The present invention relates to automation auxiliary labelling schemes in, it is preferred to use scheme two is carried out training pattern and is marked automatically Note.

It is obvious to a person skilled in the art that invention is not limited to the details of the above exemplary embodiments, Er Qie In the case where without departing substantially from spirit or essential attributes of the invention, the present invention can be realized in other specific forms.Therefore, no matter From the point of view of which point, the present embodiments are to be considered as illustrative and not restrictive, and the scope of the present invention is by appended power Benefit requires rather than above description limits, it is intended that all by what is fallen within the meaning and scope of the equivalent elements of the claims Variation is included within the present invention.Any reference signs in the claims should not be construed as limiting the involved claims.

In addition, it should be understood that although this specification is described in terms of embodiments, but not each embodiment is only wrapped Containing an independent technical solution, this description of the specification is merely for the sake of clarity, and those skilled in the art should It considers the specification as a whole, the technical solutions in the various embodiments may also be suitably combined, forms those skilled in the art The other embodiments being understood that.

Claims

1. a kind of image data automation auxiliary mask method, which is characterized in that comprise the steps of:

A, image data is acquired；

B, large-scale dataset and small lot data set are splitted data into；

The initial automatic marking data that step E is obtained manually are finely tuned, extensive complete labeled data collection is obtained.
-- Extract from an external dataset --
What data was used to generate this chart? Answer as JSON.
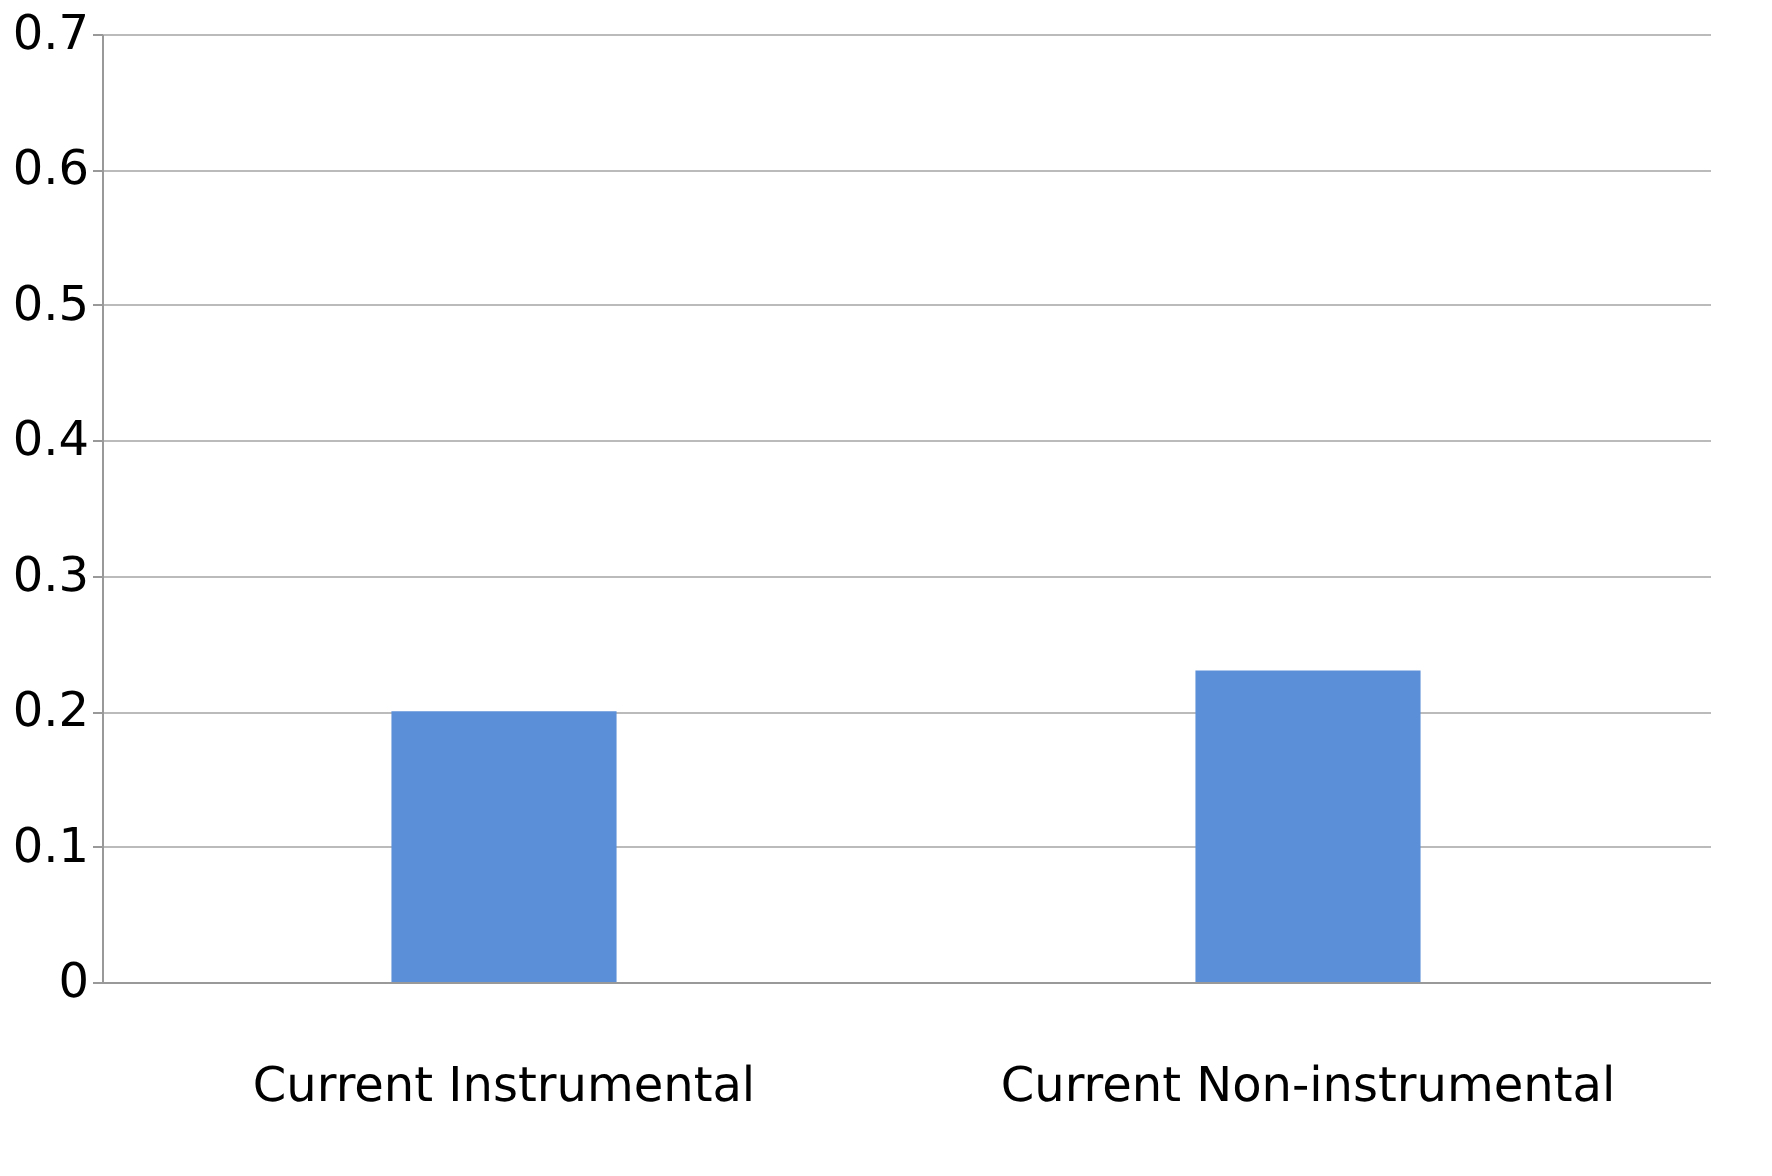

2. a kind of image data automation auxiliary mask method according to claim 1, which is characterized in that the step A It is realized by camera.

3. a kind of image data automation auxiliary mask method according to claim 1, which is characterized in that using artificial mark The data of note are more than the data using 3D rendering mark.

4. a kind of image data automation auxiliary mask method according to claim 1, which is characterized in that the step E Specifically: artificial labeled data and 3D the rendering labeled data of small lot being constituted into a small training set together, then used The training set carrys out training pattern and carries out automatic marking to high-volume data.

5. a kind of image data automation auxiliary mask method according to claim 1, which is characterized in that the mark mould Type is the neural network model of low complex degree.

6. a kind of image data automation auxiliary mask method according to claim 1, which is characterized in that the mark mould Type is the network model in actual items.

7. a kind of image data automation auxiliary mask method according to claim 1 to 4, which is characterized in that 3D wash with watercolours Contaminate labeled data need in advance to commodity carry out 3D modeling, clearly mark rule after using program to 3D render labeled data into Row automatic marking.